What Is a Blockholder?
A blockholder is the owner of a large block of a company's shares and/or bonds. In terms of shareholding, these owners are often able to influence the company with the voting rights awarded with their holdings.
Key Takeaways
- A blockholder refers to an individual or organization which owns a substantial amount of a company's shares or debt.
- There is not set number of shares to make somebody a blockholder, although the SEC does require any 5% or larger equity owner to file paperwork stating as much.
- Due to the large number of shares held, blockholders can influence the direction of a company through exercising its voting rights and threats to sell their shares, negatively impacting the price.
Understanding Blockholders
A blockholder is an influential shareholder because of the significant block of the company’s stock or bonds that they own. Generally, there is not a specific number of shares that defines a blockholder. Companies can be alerted of significant blockholders through a Form 13D. Shareholders must file a Form 13D with the Securities and Exchange Commission (SEC) when their ownership block reaches 5% of a company’s outstanding shares.
Corporations will typically monitor ownership levels of shareholders to remain aware of how the stock is trading in the open market and who it is owned by. Awareness of ownership is important because of the influencing rights involved with stock issuance.
Companies issue common and preferred stock with varying provisions and privileges. Most common shares come with voting rights, giving the shareholder the right to vote on certain aspects of the company. Shareholders typically vote on things like board of director elections, new securities issuance, corporate actions and substantial operational changes. Many shareholders vote through proxy however shareholders may also attend company shareholder meetings to cast their vote.
Shareholders typically receive one voting right per common share and may have other voting rights with other types of shares. Preferred shareholders typically do not have voting rights. When a shareholder is a blockholder their voting rights become more influential. In many cases, shareholders may accumulate more shares to increase their voting rights and voice concerns about problems they see with the company. These blockholders are known as activists. Corporate executives at the company can also seek to hold substantial share positions in order to control voting rights.
Activist Shareholders
Activist investors typically own 5% or more of a company’s shares, making them blockholders. They use their voting rights to lobby for change at the company. They write open letters to the company’s management and highlight areas they feel are underperforming. One of the most important ways they seek to initiate changes at the company is through the board of directors. Activist investors will often petition for board seats to be more involved in the company’s management decisions.

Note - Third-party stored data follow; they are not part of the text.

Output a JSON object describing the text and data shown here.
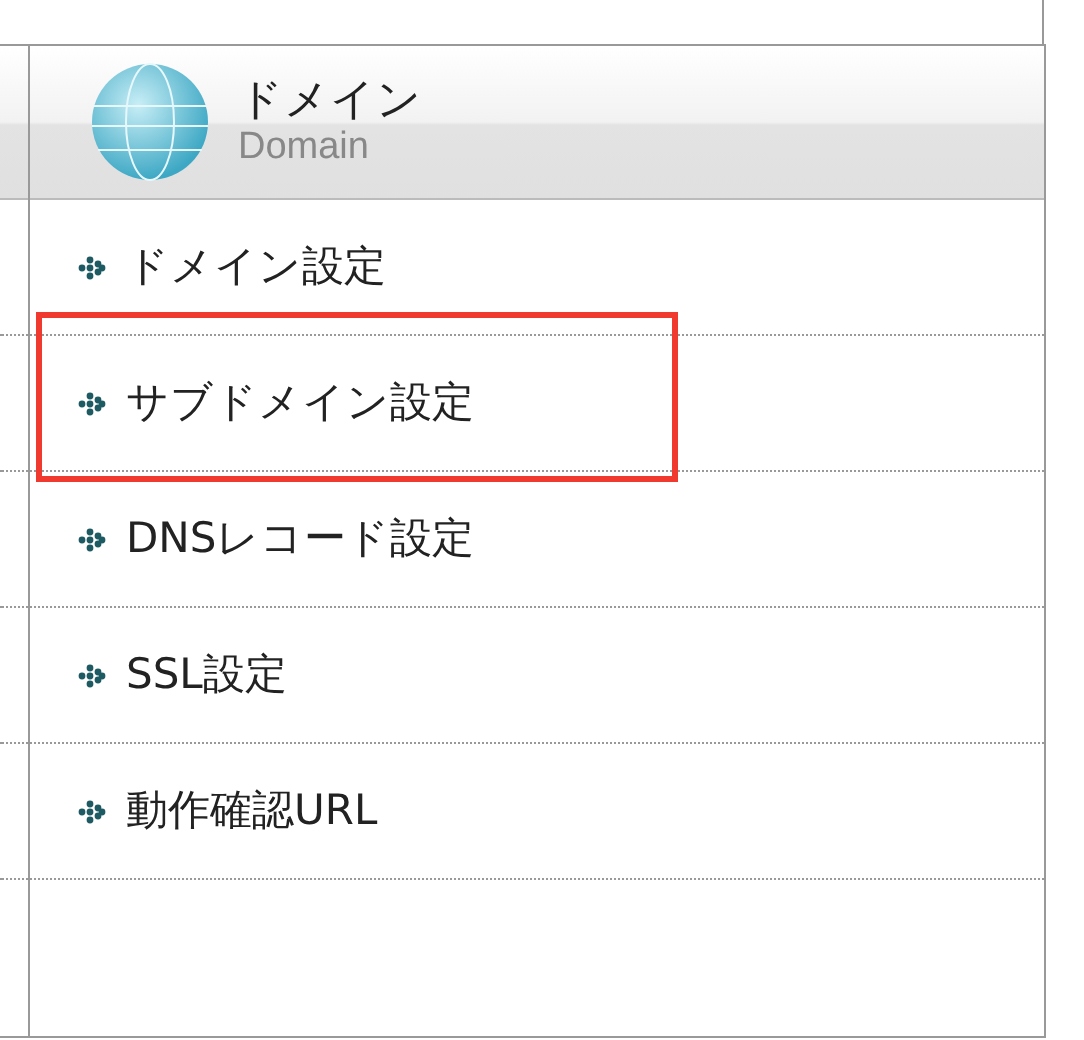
{
  "header": {
    "title": "ドメイン",
    "subtitle": "Domain"
  },
  "menu": [
    {
      "label": "ドメイン設定",
      "highlighted": false
    },
    {
      "label": "サブドメイン設定",
      "highlighted": true
    },
    {
      "label": "DNSレコード設定",
      "highlighted": false
    },
    {
      "label": "SSL設定",
      "highlighted": false
    },
    {
      "label": "動作確認URL",
      "highlighted": false
    }
  ]
}
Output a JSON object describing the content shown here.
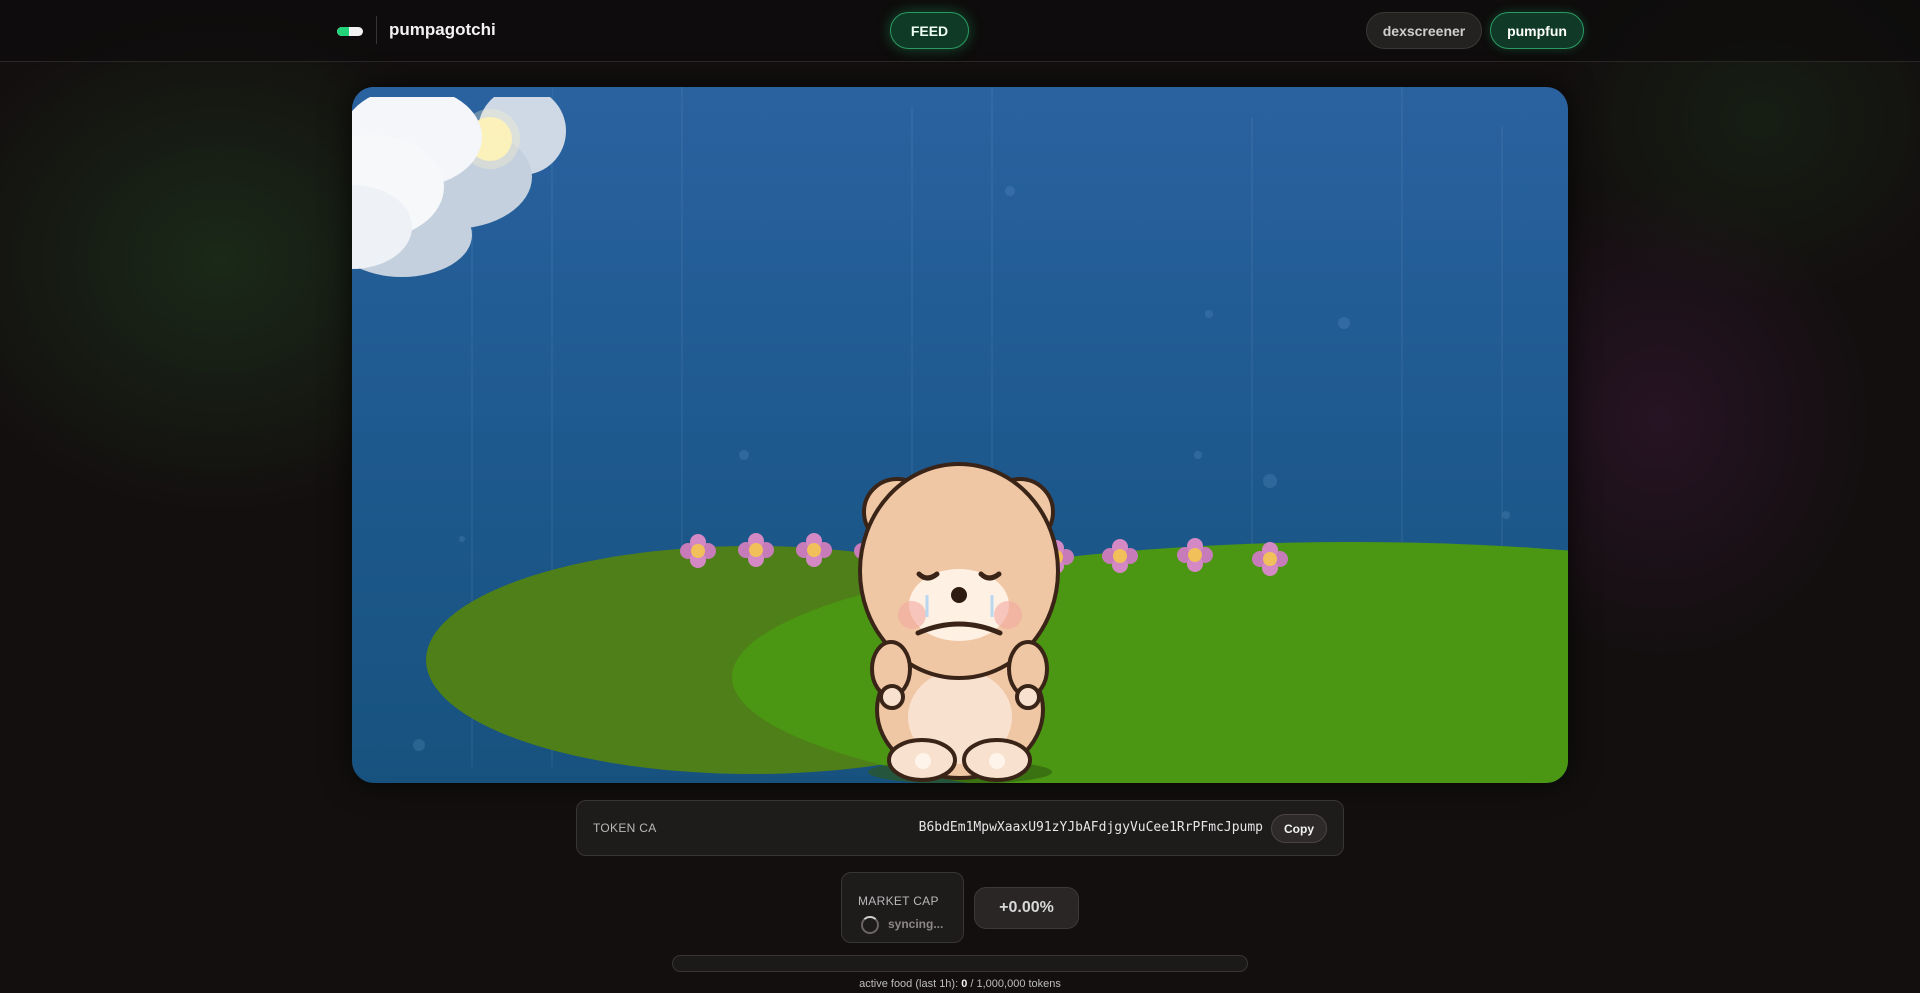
{
  "header": {
    "brand": "pumpagotchi",
    "logo_icon": "toggle-pill-icon",
    "feed_label": "FEED",
    "dexscreener_label": "dexscreener",
    "pumpfun_label": "pumpfun"
  },
  "scene": {
    "description_icon": "crying-bear-pet",
    "sky_color": "#2a62a0",
    "grass_color": "#4e9a12"
  },
  "token": {
    "label": "TOKEN CA",
    "address": "B6bdEm1MpwXaaxU91zYJbAFdjgyVuCee1RrPFmcJpump",
    "copy_label": "Copy"
  },
  "market": {
    "label": "MARKET CAP",
    "status": "syncing...",
    "change": "+0.00%"
  },
  "food": {
    "prefix": "active food (last 1h): ",
    "current": "0",
    "suffix": " / 1,000,000 tokens",
    "fill_fraction": 0
  },
  "colors": {
    "accent": "#22d37a",
    "background": "#130f0f"
  }
}
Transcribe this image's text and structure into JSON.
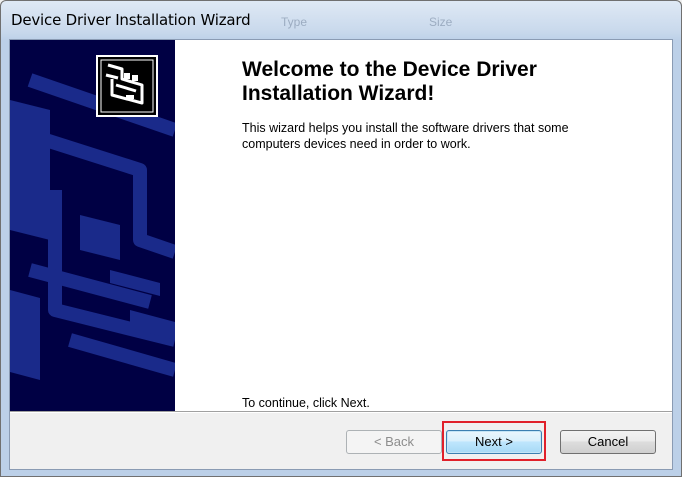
{
  "window": {
    "title": "Device Driver Installation Wizard",
    "ghost_columns": [
      "Type",
      "Size"
    ]
  },
  "content": {
    "heading": "Welcome to the Device Driver Installation Wizard!",
    "description": "This wizard helps you install the software drivers that some computers devices need in order to work.",
    "continue_text": "To continue, click Next."
  },
  "buttons": {
    "back_label": "< Back",
    "back_enabled": false,
    "next_label": "Next >",
    "cancel_label": "Cancel"
  },
  "colors": {
    "banner": "#000044",
    "banner_art": "#1a2a8a",
    "highlight": "#e0202a"
  },
  "icons": [
    "wizard-logo-icon"
  ]
}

Blockholders and activist investors may also be influential for the company’s share price trading value. Large blockholders like Warren Buffett and Berkshire Hathaway often praise company management or support company decisions helping to boost its share price. In other cases, an activist’s open analysis of the company’s financial challenges and issues may have a negative effect on the stock price.
Examples of large blockholders that are often influential in affecting publicly traded companies include Warren Buffett, Starboard Value, Pershing Square Capital Management, ValueAct Capital Partners and Third Point.